There had been hopes that a shorter list of options chosen from the eight that were put to MPs last week would help identify a route forward that MPs could rally around.
Concerns that the United Kingdom could crash out of the European Union without a deal have risen after the House of Commons once again rejected all options put before it in a second round of indicative votes.
While the option of customs union membership was defeated by just 3 votes, the huge divisions within and across parties led the EU Parliament’s Chief Negotiator on Brexit Guy Verhofstadt to conclude that a hard Brexit seemed almost inevitable, warning that the UK had one more chance to break the deadlock of “face the abyss.” This comes just 11 days before the UK is set to crash out of the EU without a deal if no road forward is agreed.
There had been hopes that a shorter list of options chosen from the eight that were put to MPs last week would help identify a route forward that MPs could rally around. Alongside the customs union option, MPs voted on one that is referred to as the so-called Common Market 2.0—similar to the arrangements in place for Norway and the EU—with the UK remaining in the European Free Trade Association and the European Economic Area. This lost by 261 to 282. They also voted on requiring any deal to be subject to a confirmatory public vote (280 to 292) and a final one that would seek to avoid a no-deal Brexit by first requiring the government to seek an extension and if one were not granted, then revoke Article 50 (191 to 292).
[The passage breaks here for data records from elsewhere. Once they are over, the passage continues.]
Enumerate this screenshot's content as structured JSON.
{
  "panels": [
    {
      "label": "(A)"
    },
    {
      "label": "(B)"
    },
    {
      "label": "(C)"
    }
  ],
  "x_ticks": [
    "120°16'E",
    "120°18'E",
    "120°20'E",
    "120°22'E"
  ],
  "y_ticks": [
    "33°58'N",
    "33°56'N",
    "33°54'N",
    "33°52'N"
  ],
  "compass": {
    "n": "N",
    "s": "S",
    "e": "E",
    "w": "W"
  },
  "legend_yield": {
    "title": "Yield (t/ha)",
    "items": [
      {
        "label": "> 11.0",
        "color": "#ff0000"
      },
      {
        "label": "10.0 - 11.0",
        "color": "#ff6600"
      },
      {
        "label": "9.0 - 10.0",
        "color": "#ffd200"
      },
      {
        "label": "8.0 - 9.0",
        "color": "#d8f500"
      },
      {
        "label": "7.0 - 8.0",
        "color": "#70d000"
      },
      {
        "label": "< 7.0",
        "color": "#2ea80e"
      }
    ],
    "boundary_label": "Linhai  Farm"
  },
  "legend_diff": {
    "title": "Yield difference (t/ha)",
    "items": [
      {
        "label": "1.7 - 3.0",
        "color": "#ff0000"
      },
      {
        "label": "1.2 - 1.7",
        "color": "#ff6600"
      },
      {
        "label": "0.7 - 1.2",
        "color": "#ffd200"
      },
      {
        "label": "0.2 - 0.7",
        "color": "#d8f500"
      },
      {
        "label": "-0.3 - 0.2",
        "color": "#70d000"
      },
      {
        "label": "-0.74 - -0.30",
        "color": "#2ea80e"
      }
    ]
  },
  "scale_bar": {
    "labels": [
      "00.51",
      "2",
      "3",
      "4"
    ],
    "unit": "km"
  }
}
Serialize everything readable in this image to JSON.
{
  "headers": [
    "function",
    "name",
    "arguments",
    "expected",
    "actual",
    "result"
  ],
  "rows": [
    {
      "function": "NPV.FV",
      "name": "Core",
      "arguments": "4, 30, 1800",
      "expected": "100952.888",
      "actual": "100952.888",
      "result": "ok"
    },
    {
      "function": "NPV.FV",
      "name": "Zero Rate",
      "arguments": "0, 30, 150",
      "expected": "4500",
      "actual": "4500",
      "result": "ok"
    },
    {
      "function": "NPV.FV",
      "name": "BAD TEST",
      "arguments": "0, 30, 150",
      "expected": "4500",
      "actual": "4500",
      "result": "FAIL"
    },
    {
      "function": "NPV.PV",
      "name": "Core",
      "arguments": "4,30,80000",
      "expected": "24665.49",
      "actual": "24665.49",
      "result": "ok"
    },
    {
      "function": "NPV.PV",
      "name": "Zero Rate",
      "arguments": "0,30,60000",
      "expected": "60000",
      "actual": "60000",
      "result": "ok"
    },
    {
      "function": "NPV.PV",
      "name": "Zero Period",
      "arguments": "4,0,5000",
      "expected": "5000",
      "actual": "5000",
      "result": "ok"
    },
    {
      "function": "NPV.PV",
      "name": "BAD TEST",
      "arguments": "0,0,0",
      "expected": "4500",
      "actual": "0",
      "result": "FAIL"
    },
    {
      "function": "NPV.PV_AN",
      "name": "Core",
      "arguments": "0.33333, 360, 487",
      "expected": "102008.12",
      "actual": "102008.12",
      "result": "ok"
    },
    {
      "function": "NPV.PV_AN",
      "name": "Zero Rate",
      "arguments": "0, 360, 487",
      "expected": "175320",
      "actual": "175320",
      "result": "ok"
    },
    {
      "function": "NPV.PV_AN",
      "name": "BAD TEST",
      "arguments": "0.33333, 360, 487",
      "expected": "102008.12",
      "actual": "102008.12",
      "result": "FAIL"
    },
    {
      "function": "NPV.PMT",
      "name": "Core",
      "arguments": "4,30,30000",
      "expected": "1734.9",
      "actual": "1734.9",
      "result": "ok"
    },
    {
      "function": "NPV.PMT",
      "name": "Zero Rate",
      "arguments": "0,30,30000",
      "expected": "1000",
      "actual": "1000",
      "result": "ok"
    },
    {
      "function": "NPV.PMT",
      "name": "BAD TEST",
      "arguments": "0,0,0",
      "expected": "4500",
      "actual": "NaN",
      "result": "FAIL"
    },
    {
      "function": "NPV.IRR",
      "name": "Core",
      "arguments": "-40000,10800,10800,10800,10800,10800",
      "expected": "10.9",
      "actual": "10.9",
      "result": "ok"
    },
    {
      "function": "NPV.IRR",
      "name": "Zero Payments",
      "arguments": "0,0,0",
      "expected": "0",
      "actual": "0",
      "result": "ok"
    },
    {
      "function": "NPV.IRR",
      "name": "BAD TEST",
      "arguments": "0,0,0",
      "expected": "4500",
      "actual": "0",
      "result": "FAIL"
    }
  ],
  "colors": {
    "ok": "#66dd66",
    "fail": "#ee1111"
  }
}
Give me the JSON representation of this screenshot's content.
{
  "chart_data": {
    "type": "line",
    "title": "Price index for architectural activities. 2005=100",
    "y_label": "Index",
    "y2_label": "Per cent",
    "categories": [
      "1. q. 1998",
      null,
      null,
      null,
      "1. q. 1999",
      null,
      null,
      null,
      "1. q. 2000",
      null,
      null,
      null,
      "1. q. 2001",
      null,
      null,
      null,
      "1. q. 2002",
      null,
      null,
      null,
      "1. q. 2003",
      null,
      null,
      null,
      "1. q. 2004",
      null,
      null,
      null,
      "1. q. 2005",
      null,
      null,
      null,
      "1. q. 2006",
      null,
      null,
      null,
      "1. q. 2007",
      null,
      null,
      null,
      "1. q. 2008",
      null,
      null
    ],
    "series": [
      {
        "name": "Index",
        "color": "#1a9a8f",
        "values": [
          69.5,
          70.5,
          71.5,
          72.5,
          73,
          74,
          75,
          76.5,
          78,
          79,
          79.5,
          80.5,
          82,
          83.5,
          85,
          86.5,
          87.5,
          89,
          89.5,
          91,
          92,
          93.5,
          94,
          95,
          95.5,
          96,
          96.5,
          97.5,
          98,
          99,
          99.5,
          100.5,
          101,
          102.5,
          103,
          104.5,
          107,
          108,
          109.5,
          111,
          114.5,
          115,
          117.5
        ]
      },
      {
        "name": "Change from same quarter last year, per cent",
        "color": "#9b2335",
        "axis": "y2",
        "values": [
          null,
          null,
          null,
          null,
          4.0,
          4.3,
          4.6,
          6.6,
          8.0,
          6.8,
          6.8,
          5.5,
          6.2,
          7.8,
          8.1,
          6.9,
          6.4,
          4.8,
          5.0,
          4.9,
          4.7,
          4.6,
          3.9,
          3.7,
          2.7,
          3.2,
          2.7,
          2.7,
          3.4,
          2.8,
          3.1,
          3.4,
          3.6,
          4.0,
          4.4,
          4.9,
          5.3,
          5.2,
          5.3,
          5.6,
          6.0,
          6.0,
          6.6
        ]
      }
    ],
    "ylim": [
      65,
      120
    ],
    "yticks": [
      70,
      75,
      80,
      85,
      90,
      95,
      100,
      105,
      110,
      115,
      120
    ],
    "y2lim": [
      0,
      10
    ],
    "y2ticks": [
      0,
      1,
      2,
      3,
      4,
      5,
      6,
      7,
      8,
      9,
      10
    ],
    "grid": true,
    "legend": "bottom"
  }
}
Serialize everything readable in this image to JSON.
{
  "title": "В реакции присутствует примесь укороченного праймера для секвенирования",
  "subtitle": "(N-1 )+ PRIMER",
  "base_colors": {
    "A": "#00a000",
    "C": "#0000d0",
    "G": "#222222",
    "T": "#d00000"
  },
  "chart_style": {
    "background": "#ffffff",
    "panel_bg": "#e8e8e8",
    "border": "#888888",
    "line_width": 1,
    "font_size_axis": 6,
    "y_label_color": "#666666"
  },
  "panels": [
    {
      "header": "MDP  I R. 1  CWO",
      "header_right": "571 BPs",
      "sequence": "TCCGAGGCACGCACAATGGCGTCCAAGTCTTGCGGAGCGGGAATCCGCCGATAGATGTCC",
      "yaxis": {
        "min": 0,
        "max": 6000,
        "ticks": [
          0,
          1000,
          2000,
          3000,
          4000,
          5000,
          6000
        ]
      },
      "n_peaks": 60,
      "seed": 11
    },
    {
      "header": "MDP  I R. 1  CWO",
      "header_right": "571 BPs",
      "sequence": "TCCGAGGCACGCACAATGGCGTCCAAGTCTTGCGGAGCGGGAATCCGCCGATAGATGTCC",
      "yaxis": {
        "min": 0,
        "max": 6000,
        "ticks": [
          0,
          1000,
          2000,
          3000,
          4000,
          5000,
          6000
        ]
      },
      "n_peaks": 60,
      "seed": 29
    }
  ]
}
Following the votes, Nick Boles, the MP who put forward the Common Market 2.0 proposal resigned from the Conservative Party on the floor of the House of Commons, blaming the failure to find a route forward on his party’s failure to compromise.
The failure to find a route forward is likely to harden the government’s position that its deal is the only one possible. Significantly, while both the Common Market 2.0 and the Customs Union proposals were put forward by Conservative MPs, their backing in the indicative voting process came from Labour, with the vast majority of Conservatives voting against it. Therefore, were the government to push through with one of these it would mean relying on the votes of opposition MPs rather than their own ranks,which is thought to be highly unlikely.
“The default legal position is to leave the EU in 11 days time,” concluded Brexit Secretary Stephen Barclay, adding that the cabinet would meet on Tuesday to consider how to proceed.
Labour has called for all options to be considered by MPs in a debate on Wednesday.